Titel der Veranstaltung

Martin Heidegger: Sein und Zeit

Leitung

G. Piller

Ort

P 109a

Beginn

15. April 2002

Wochentag

Montag 14tägig

Zeit

15:00-17:00

Teilprüfung

 

Gewichtung

 

Leistungsnachweis

 

Voraussetzungen

Grundstudium

Gegenstand der Veranstaltung

Sein und Zeit: dieser große „Durchbruch“ Martin Heideggers von 1927 wird von den meisten Interpreten immer noch zugleich als sein Hauptwerk angesehen – ungeachtet der von Heidegger selber mit seiner sog. „Kehre“ weg von der fundamentalontologsichen Fragestellung von SuZ doch zunehmend kritischen Haltung dieser Schrift gegenüber, vor allem was die Reichweite der ursprünglich damit angedachten Intention betrifft. Das liegt nur bedingt daran, dass das Werk nie vollendet wurde, hat aber seinem Autor zufolge sachlich sehr wohl damit zu tun. – Was die Schrift dennoch, sei es für eine „existenzial“-anthropologische, sei es für die klassische ontologische Reflexion und deren beider – neuzeitlich gewachsenem – eigenwilligen Bezug zueinander an bleibenden Impulsen bietet, das soll anhand zentraler Passagen aus SuZ näher untersucht und diskutiert werden.
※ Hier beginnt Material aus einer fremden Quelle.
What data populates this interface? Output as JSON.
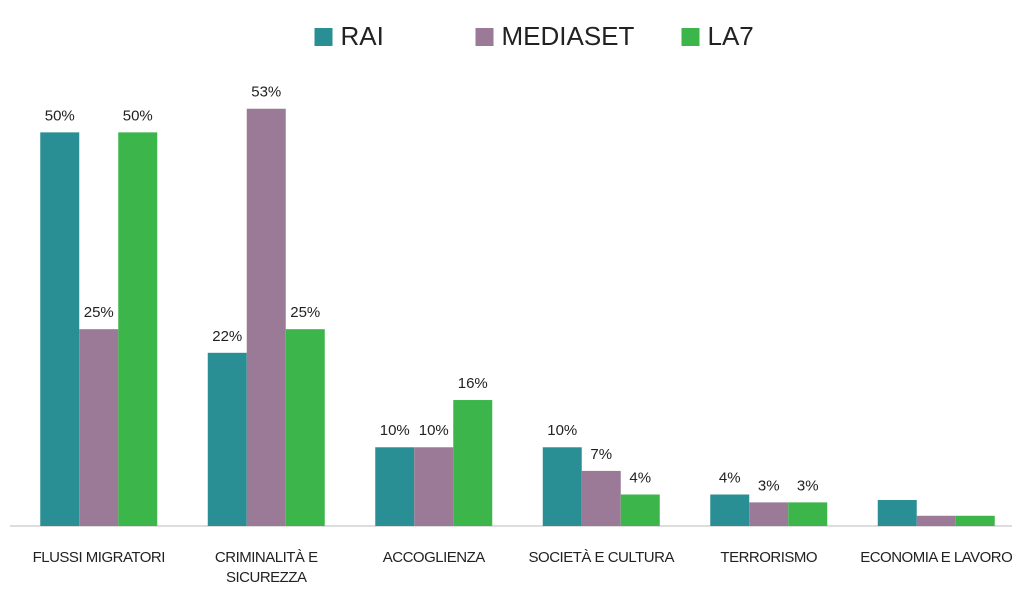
{
  "chart_data": {
    "type": "bar",
    "categories": [
      "FLUSSI MIGRATORI",
      "CRIMINALITÀ E SICUREZZA",
      "ACCOGLIENZA",
      "SOCIETÀ E CULTURA",
      "TERRORISMO",
      "ECONOMIA E LAVORO"
    ],
    "series": [
      {
        "name": "RAI",
        "color": "#2a8f94",
        "values": [
          50,
          22,
          10,
          10,
          4,
          3.3
        ],
        "value_labels": [
          "50%",
          "22%",
          "10%",
          "10%",
          "4%",
          null
        ]
      },
      {
        "name": "MEDIASET",
        "color": "#9a7a96",
        "values": [
          25,
          53,
          10,
          7,
          3,
          1.3
        ],
        "value_labels": [
          "25%",
          "53%",
          "10%",
          "7%",
          "3%",
          null
        ]
      },
      {
        "name": "LA7",
        "color": "#3cb54a",
        "values": [
          50,
          25,
          16,
          4,
          3,
          1.3
        ],
        "value_labels": [
          "50%",
          "25%",
          "16%",
          "4%",
          "3%",
          null
        ]
      }
    ],
    "ylim": [
      0,
      55
    ],
    "legend": "top"
  }
}
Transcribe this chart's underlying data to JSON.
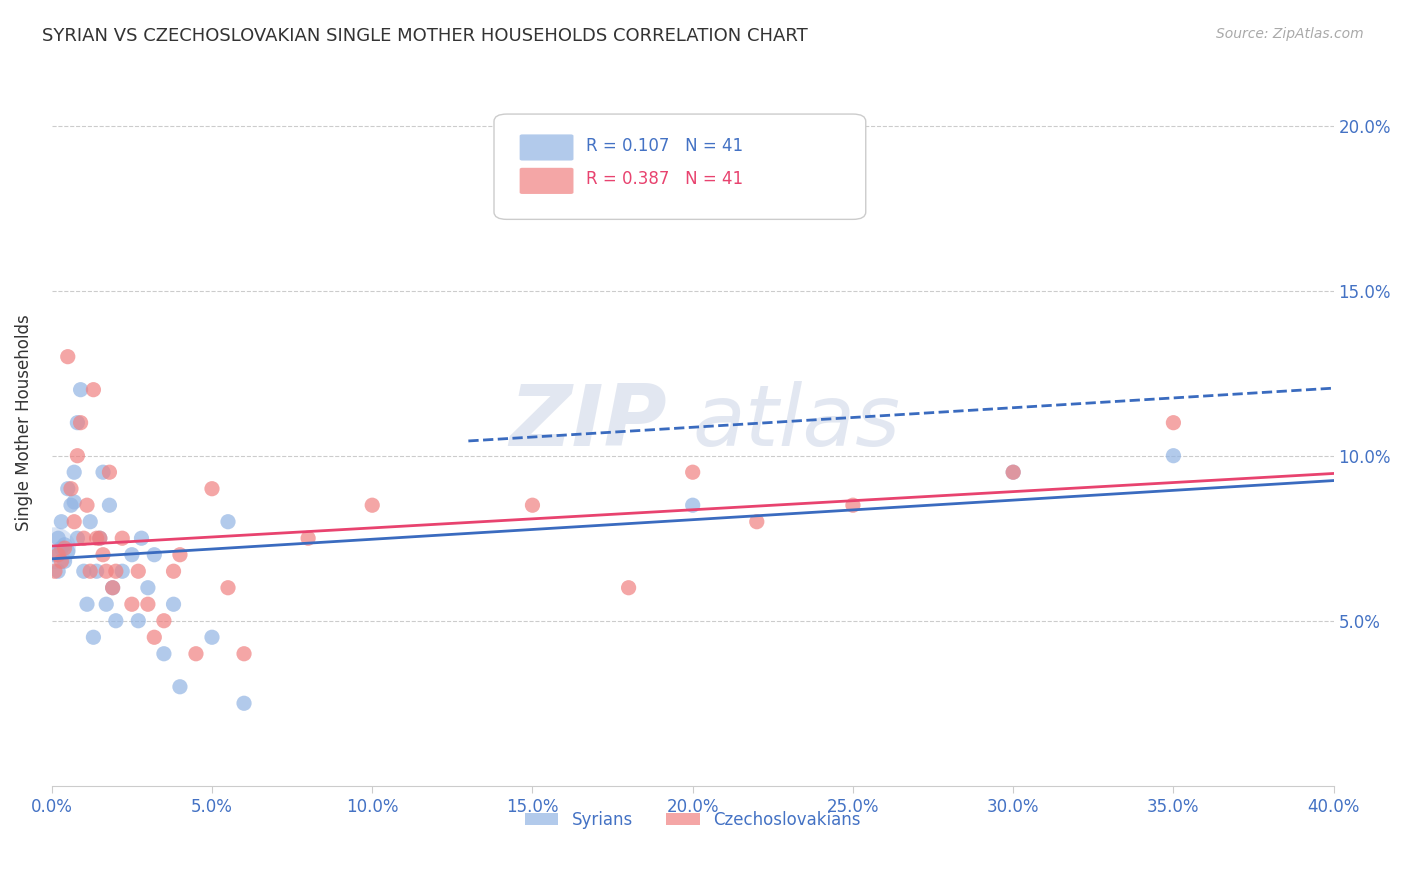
{
  "title": "SYRIAN VS CZECHOSLOVAKIAN SINGLE MOTHER HOUSEHOLDS CORRELATION CHART",
  "source": "Source: ZipAtlas.com",
  "ylabel": "Single Mother Households",
  "xlim": [
    0.0,
    0.4
  ],
  "ylim": [
    0.0,
    0.22
  ],
  "x_ticks": [
    0.0,
    0.05,
    0.1,
    0.15,
    0.2,
    0.25,
    0.3,
    0.35,
    0.4
  ],
  "x_tick_labels": [
    "0.0%",
    "5.0%",
    "10.0%",
    "15.0%",
    "20.0%",
    "25.0%",
    "30.0%",
    "35.0%",
    "40.0%"
  ],
  "y_ticks": [
    0.05,
    0.1,
    0.15,
    0.2
  ],
  "y_tick_labels": [
    "5.0%",
    "10.0%",
    "15.0%",
    "20.0%"
  ],
  "blue_color": "#92b4e3",
  "pink_color": "#f08080",
  "blue_line_color": "#3a6bbf",
  "pink_line_color": "#e8436f",
  "R_blue": 0.107,
  "N_blue": 41,
  "R_pink": 0.387,
  "N_pink": 41,
  "watermark_zip": "ZIP",
  "watermark_atlas": "atlas",
  "legend_label_blue": "Syrians",
  "legend_label_pink": "Czechoslovakians",
  "syrians_x": [
    0.001,
    0.002,
    0.002,
    0.003,
    0.003,
    0.004,
    0.004,
    0.005,
    0.005,
    0.006,
    0.007,
    0.007,
    0.008,
    0.008,
    0.009,
    0.01,
    0.011,
    0.012,
    0.013,
    0.014,
    0.015,
    0.016,
    0.017,
    0.018,
    0.019,
    0.02,
    0.022,
    0.025,
    0.027,
    0.028,
    0.03,
    0.032,
    0.035,
    0.038,
    0.04,
    0.05,
    0.055,
    0.06,
    0.2,
    0.3,
    0.35
  ],
  "syrians_y": [
    0.07,
    0.075,
    0.065,
    0.072,
    0.08,
    0.068,
    0.073,
    0.09,
    0.071,
    0.085,
    0.095,
    0.086,
    0.11,
    0.075,
    0.12,
    0.065,
    0.055,
    0.08,
    0.045,
    0.065,
    0.075,
    0.095,
    0.055,
    0.085,
    0.06,
    0.05,
    0.065,
    0.07,
    0.05,
    0.075,
    0.06,
    0.07,
    0.04,
    0.055,
    0.03,
    0.045,
    0.08,
    0.025,
    0.085,
    0.095,
    0.1
  ],
  "czechoslovakians_x": [
    0.001,
    0.002,
    0.003,
    0.004,
    0.005,
    0.006,
    0.007,
    0.008,
    0.009,
    0.01,
    0.011,
    0.012,
    0.013,
    0.014,
    0.015,
    0.016,
    0.017,
    0.018,
    0.019,
    0.02,
    0.022,
    0.025,
    0.027,
    0.03,
    0.032,
    0.035,
    0.038,
    0.04,
    0.045,
    0.05,
    0.055,
    0.06,
    0.08,
    0.1,
    0.15,
    0.18,
    0.2,
    0.22,
    0.25,
    0.3,
    0.35
  ],
  "czechoslovakians_y": [
    0.065,
    0.07,
    0.068,
    0.072,
    0.13,
    0.09,
    0.08,
    0.1,
    0.11,
    0.075,
    0.085,
    0.065,
    0.12,
    0.075,
    0.075,
    0.07,
    0.065,
    0.095,
    0.06,
    0.065,
    0.075,
    0.055,
    0.065,
    0.055,
    0.045,
    0.05,
    0.065,
    0.07,
    0.04,
    0.09,
    0.06,
    0.04,
    0.075,
    0.085,
    0.085,
    0.06,
    0.095,
    0.08,
    0.085,
    0.095,
    0.11
  ],
  "background_color": "#ffffff",
  "grid_color": "#cccccc",
  "tick_label_color": "#4472c4",
  "title_color": "#333333",
  "ylabel_color": "#333333"
}
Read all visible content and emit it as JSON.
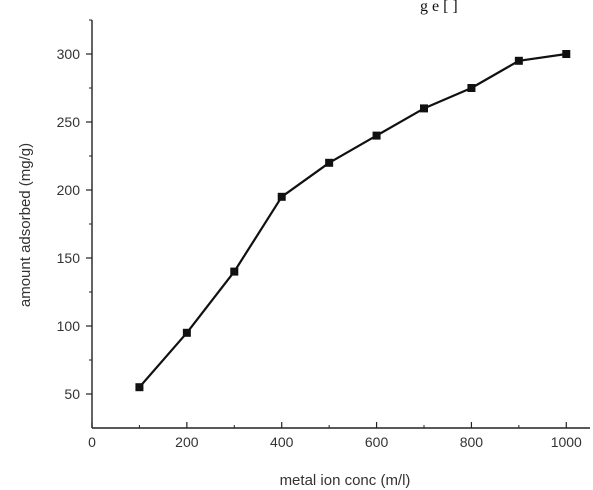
{
  "page": {
    "top_fragment": "g e [ ]"
  },
  "chart_data": {
    "type": "line",
    "title": "",
    "xlabel": "metal ion conc (m/l)",
    "ylabel": "amount adsorbed (mg/g)",
    "x": [
      100,
      200,
      300,
      400,
      500,
      600,
      700,
      800,
      900,
      1000
    ],
    "series": [
      {
        "values": [
          55,
          95,
          140,
          195,
          220,
          240,
          260,
          275,
          295,
          300
        ]
      }
    ],
    "xlim": [
      0,
      1050
    ],
    "ylim": [
      25,
      325
    ],
    "x_ticks": [
      0,
      200,
      400,
      600,
      800,
      1000
    ],
    "y_ticks": [
      50,
      100,
      150,
      200,
      250,
      300
    ],
    "x_tick_labels": [
      "0",
      "200",
      "400",
      "600",
      "800",
      "1000"
    ],
    "y_tick_labels": [
      "50",
      "100",
      "150",
      "200",
      "250",
      "300"
    ],
    "grid": false,
    "legend": "none",
    "colors": {
      "line": "#111111",
      "axis": "#222222",
      "tick_text": "#333333"
    },
    "marker": "square"
  }
}
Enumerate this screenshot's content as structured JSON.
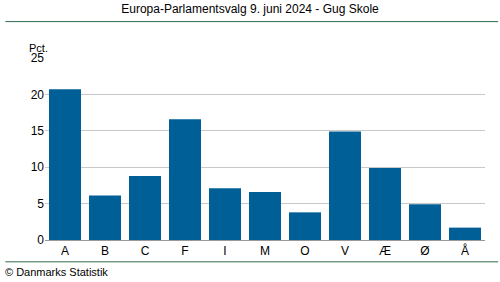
{
  "chart_data": {
    "type": "bar",
    "title": "Europa-Parlamentsvalg 9. juni 2024 - Gug Skole",
    "ylabel": "Pct.",
    "annotations": [
      "© Danmarks Statistik"
    ],
    "categories": [
      "A",
      "B",
      "C",
      "F",
      "I",
      "M",
      "O",
      "V",
      "Æ",
      "Ø",
      "Å"
    ],
    "values": [
      20.7,
      6.1,
      8.8,
      16.6,
      7.1,
      6.6,
      3.8,
      14.9,
      9.9,
      4.9,
      1.7
    ],
    "color": "#005f96",
    "ylim": [
      0,
      25
    ],
    "yticks": [
      0,
      5,
      10,
      15,
      20,
      25
    ],
    "grid": true
  }
}
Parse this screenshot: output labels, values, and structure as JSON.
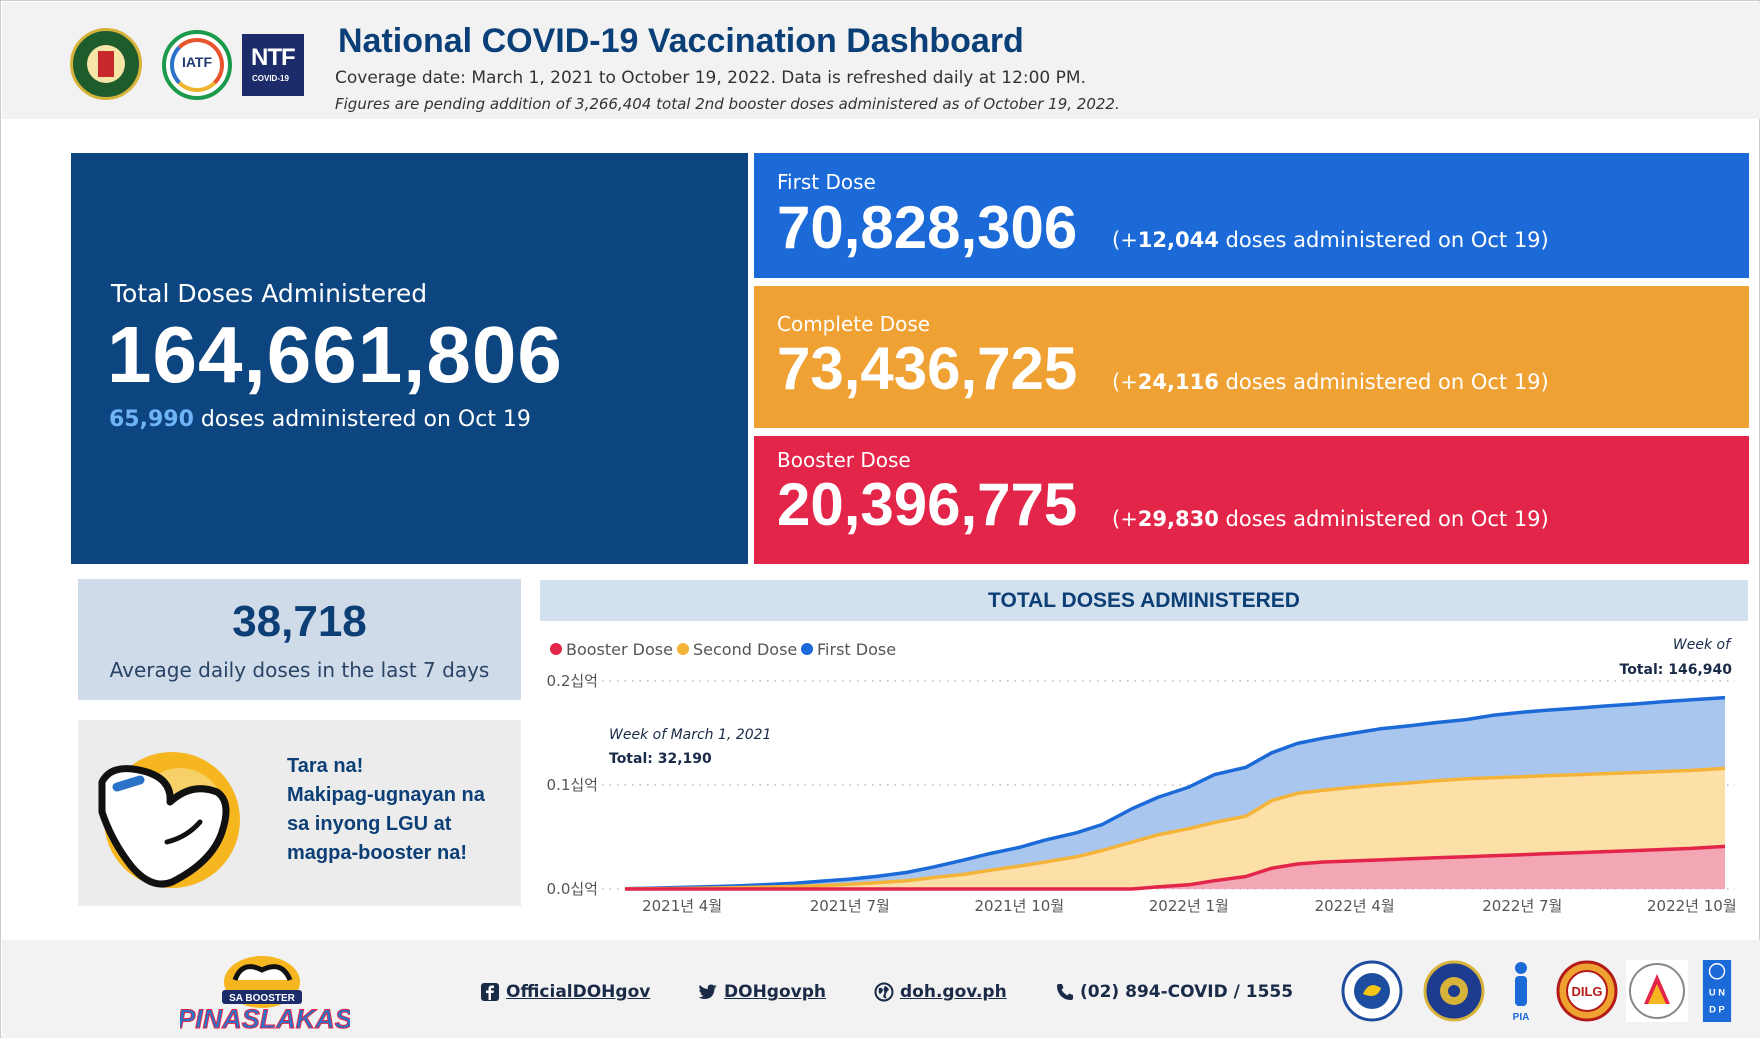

Inhaltliches/Methodisches Vorgehen

Das Seminar bietet die Gelegenheit zu einem gründlicheren Kennenlernen dieser wichtigen Schrift, auch mit Hinblick auf systematisch relevante Hintergründe ihrer Themenstellung. – Zeitraum der Blockveranstaltungen und näheres Vorgehen werden in der 1. Sitzung besprochen  und gemeinsam entschieden.

Didaktische Vorgehensweise

Gemeinsame Erarbeitung des Textes in Auszügen. Diese werden in kopierter Form in Auswahl zur Verfügung gestellt. Dazu gehört die Referierung einzelner Themenbereiche seitens der Teilnehmer.

Artikel/Literatur zur Einführung

Erwünscht ist die eingeständige Erarbeitung einer einschlägigen Einführung in die Philosophie Martin Heideggers..

Gewünschte Vorbereitungen der Teilnehmerinnen

Die Tein. Sollen sich mit der Thematik „historisch“ bekannt gemacht haben.